"There are few places where the game [of politics] is played with more intensity than in Chicago," notes Steve Neal, who has covered that city's politics since 1979.
The longtime political columnist for the Chicago Sun-Times, Neal covered Jane M. Byrne's election in 1979 as the city's first woman mayor and Harold Washington's 1983 triumph as Chicago's first African American mayor. Even people who are not interested in politics are drawn to Neal's column because of his hard-hitting style and lucid insights. Rolling on the River is the first published collection of his work.
In these pages, you'll meet the state legislator who never met a special interest he did not like, an alderman groveling to a mob boss, and the prosecutor who gained notoriety as a publicity hound. Of a junketing congressman, Neal writes: "Instead of sending out a congressional newsletter, [he] ought to be sending his constituents 'Wish you were here' postcards of sandy beaches."
Neal's beat is politics, but his interests are rich and varied. He also writes about sports, music, literature, and film with a point of view that is fresh and original. Neal shows how Muhammad Ali became the heavyweight champion who transcended sports and how Sid Luckman changed football. He writes of Kenny Washington's importance in breaking professional football's color barrier and Steve Prefontaine's courage in taking on the little gray men of the sports establishment. Neal chronicles Paul Robeson's struggles: "His name became a great whisper. . . . The injustices against Paul Robeson have not been righted."
Nobel laureate Saul Bellow tells Neal that comedy is the bright hope of American fiction because it is too difficult for writers in this country to grasp the worst of the human condition. Neal tells why Frank Sinatra called Chicago his kind of town and also shows how the city inspires the poetry of Gwendolyn Brooks.

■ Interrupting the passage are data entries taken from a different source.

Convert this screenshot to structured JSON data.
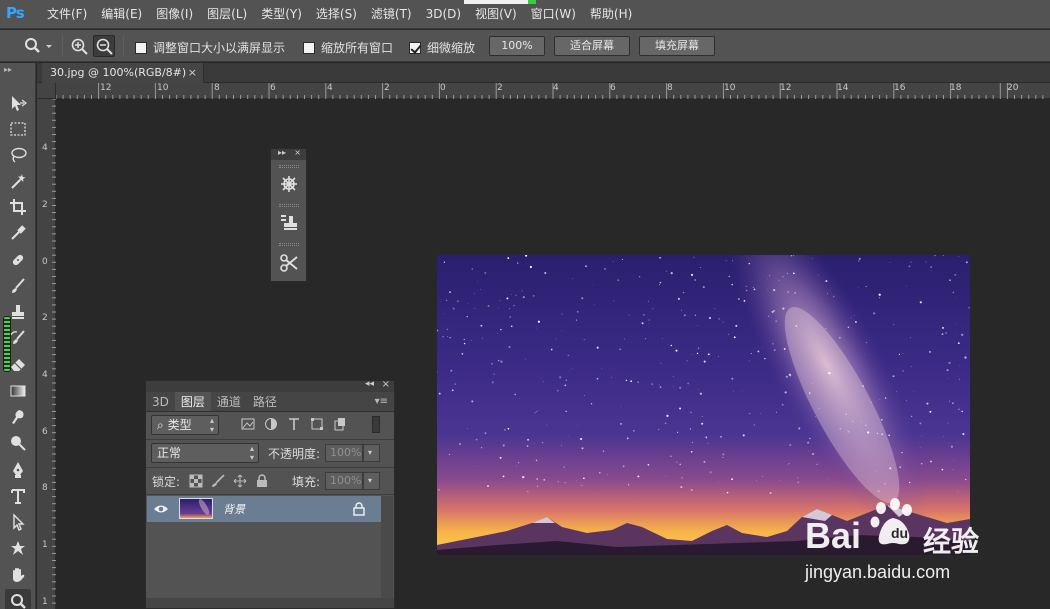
{
  "app": {
    "logo": "Ps",
    "menus": [
      "文件(F)",
      "编辑(E)",
      "图像(I)",
      "图层(L)",
      "类型(Y)",
      "选择(S)",
      "滤镜(T)",
      "3D(D)",
      "视图(V)",
      "窗口(W)",
      "帮助(H)"
    ]
  },
  "options_bar": {
    "tool_icon": "zoom-icon",
    "zoom_in_icon": "zoom-in-icon",
    "zoom_out_icon": "zoom-out-icon",
    "checkbox_resize": {
      "label": "调整窗口大小以满屏显示",
      "checked": false
    },
    "checkbox_zoom_all": {
      "label": "缩放所有窗口",
      "checked": false
    },
    "checkbox_scrubby": {
      "label": "细微缩放",
      "checked": true
    },
    "btn_100": "100%",
    "btn_fit": "适合屏幕",
    "btn_fill": "填充屏幕"
  },
  "document": {
    "tab_title": "30.jpg @ 100%(RGB/8#)",
    "tab_close": "×"
  },
  "rulers": {
    "horizontal": [
      "12",
      "10",
      "8",
      "6",
      "4",
      "2",
      "0",
      "2",
      "4",
      "6",
      "8",
      "10",
      "12",
      "14",
      "16",
      "18",
      "20"
    ],
    "vertical": [
      "4",
      "2",
      "0",
      "2",
      "4",
      "6",
      "8",
      "1",
      "1"
    ]
  },
  "layers_panel": {
    "tabs": [
      "3D",
      "图层",
      "通道",
      "路径"
    ],
    "active_tab": "图层",
    "filter_kind": "类型",
    "blend_mode": "正常",
    "opacity_label": "不透明度:",
    "opacity_value": "100%",
    "lock_label": "锁定:",
    "fill_label": "填充:",
    "fill_value": "100%",
    "layer_name": "背景",
    "layer_visible": true,
    "layer_locked": true
  },
  "watermark": {
    "brand": "Bai",
    "brand_cn": "经验",
    "url": "jingyan.baidu.com"
  },
  "colors": {
    "ui_bg": "#535353",
    "canvas_bg": "#282828",
    "layer_selected": "#6b7d92",
    "ps_blue": "#31a8ff"
  }
}
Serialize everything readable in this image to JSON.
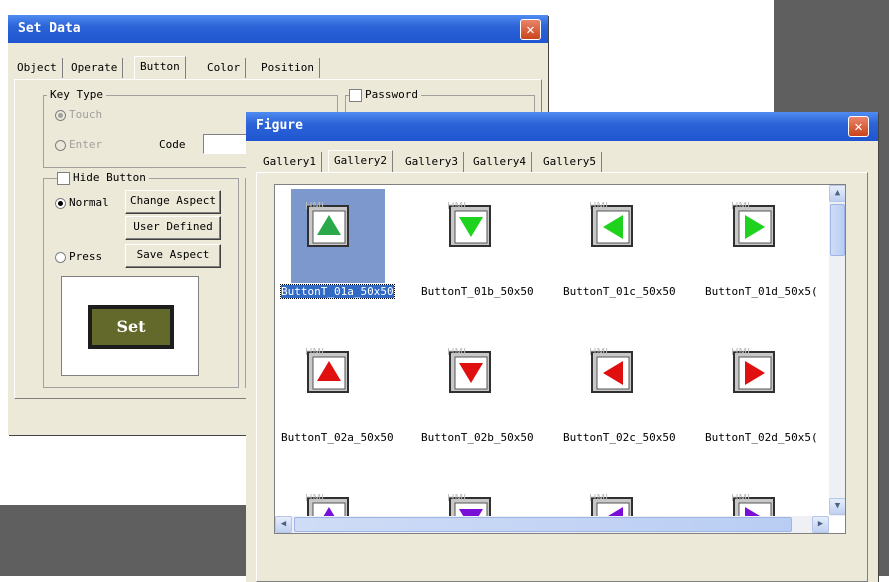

Neal, a former White House correspondent, shares his perspective as one of the few reporters to have interviewed Ronald Reagan in four different decades. He recalls spending an evening with Richard M. Nixon, defends Harry Truman's most controversial decision, and writes from Ireland of John F. Kennedy's enduring legacy in the nation of his ancestors. Neal portrays William Jefferson Clinton as the "world's oldest teenager."
With vivid imagery, Neal makes his subjects come alive. Mayor Richard M. Daley is likened to Forrest Gump, and the legendary boxing announcer Ben Bentley is hailed as the last of the Damon Runyon characters.
Tough but fair. Illuminating. Compassionate. That's the best of Steve Neal.